Jan Angel received a rousing tribute Wednesday afternoon, as staff members and friends gathered to show their appreciation for her eight years as South Kitsap commissioner.
“Jan is someone who really believes in service,” said North Kitsap Commissioner Steve Bauer, who acted as master of ceremonies. “She works hard and studies the issues. She has been enormously tenacious, which is what makes her stand out as a commissioner. She has a commitment to constituent representation and genuinely takes care of people.”
Bauer said that he was not surprised Angel did not choose to run for a third term, citing long hours and the lack of personal time.
Angel leaves the board of commissioners for a seat the state Legislature.
Accolades came from department heads, elected officials and friends all following the same theme: Angel worked hard to understand complex regulations, and did not make frivolous decisions.
You may not always agree with her conclusions, they said, but they are always thoughtful. And she cares about her constituents and their opinions.
But some tributes were unpredictable, such as a statement from Shoreline Adminstrator Lisa Lewis that referred to the continuous cycle of pictures from Angel’s tenure.
“When you look at all of these pictures you are always leaning in to listen, in a way that is inviting,” Lewis said. “This is a sign of wisdom, of humanity and of a true leader.”
Another atypical tribute came from Kitsap County Sheriff Steve Boyer, who thanked Angel for her consistent support of public safety — just prior to presenting her with an autographed copy of his office’s annual report.
This caused Bauer to refer to Boyer as, “the most shameless full-time politician in the county.”
Boyer presented Angel with an engraved coin, as is the tradition for retiring commissioners.
Other tributes included a glass plaque from the Department of Public Works, a painting from a Port Orchard gallery that Angel coveted and a degree certificate for the completion of supervisor’s training school.
Angel’s family had to take several trips to get several bags of gifts to the car after the ceremony.
“In the past eight years, she has remained a graceful lady with dignity and integrity,” said her daughter, Erin Brinkerhoff. “But I think she has gotten a little tougher. You guys may not see the things she takes home, the things we process together. But I do.”

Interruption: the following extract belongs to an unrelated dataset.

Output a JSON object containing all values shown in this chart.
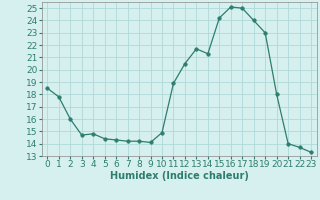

In addition to Brinkerhoff, Angel was accompanied by her husband, Lynn Williams, daughter Kara Morkert and four of her five grandchildren — all of whom seemed especially impressed by the fact that grandma knew the sheriff.
In her remarks, Angel said her family provided the impetus for her public service.
“Kara and Erin provide a good example of what I am trying to do as commissioner,” she said of her daughters. “They are the kids who leave Kitsap to go to college and then come back to find they can’t get a job. They then began their own small business and earned their own living. I think it is important that people always have the home they choose. If you don’t have a home and a family, how do you support the community?”
Angel acknowledged that her family has tolerated her long hours, but wasn’t sure how she would make it up to them.
During a recent lull she attempted to fix her husband a fancy Saturday breakfast, but he had rearranged the kitchen and she couldn’t find any of the utensils.
Former Administrative Services Director Ben Holland, who wrote a poem for Angel that was a homage to, “The Midnight Ride of Paul Revere.”
Holland pointed out that Angel “is a lesser woman than when she got here. She doesn’t have a gall bladder or an appendix. She has a different hip and a new cornea.”
Not to mention losing 37 pounds.
“Commissioners really stick their necks out when they get elected,” Holland said. “This is the hardest job in the county, and perhaps the state. Jan has been very transparent in the way she has run government. People have asked a lot from her and she has done a great job. She is a class act.”
Angel was appreciative of the attention throughout, saying “It doesn’t seem real, that we’re almost done.”
And she noted that of all the directors attending the tribute she had hired all but two.
One of these, Department of Community Development Director Larry Keeton, acknowledged that he had known Angel only two years “but that is a long time for someone in this job.”
He went on to say that Angel was a good decision-maker, who spent a lot of time learning the fine points of land-use law that are often hard to understand.
Other tributes came from Treasurer Barbara Stephenson, who joked, “You know what unfunded mandates are, and we don’t want any more of them.”
Auditor Walt Washington said, “Jan was one of the first people to come down to my office and welcome me when I started as deputy auditor, and I will always remember that.”
And Parks and Recreation Director Chip Faver said, “She was fair, she was responsive to her constituents and she really loved parks and recreation.”
Angel will attend her last meeting as county commissioner at 7 p.m. on Dec. 22 in the commissioners’ chambers in Port Orchard.
Bauer, who is serving as chairman this year, will relinquish the gavel to Angel for the occasion.
Angel will be sworn in as representative for the 23rd District at the beginning of the legislative session, on Jan. 12, in Olympia.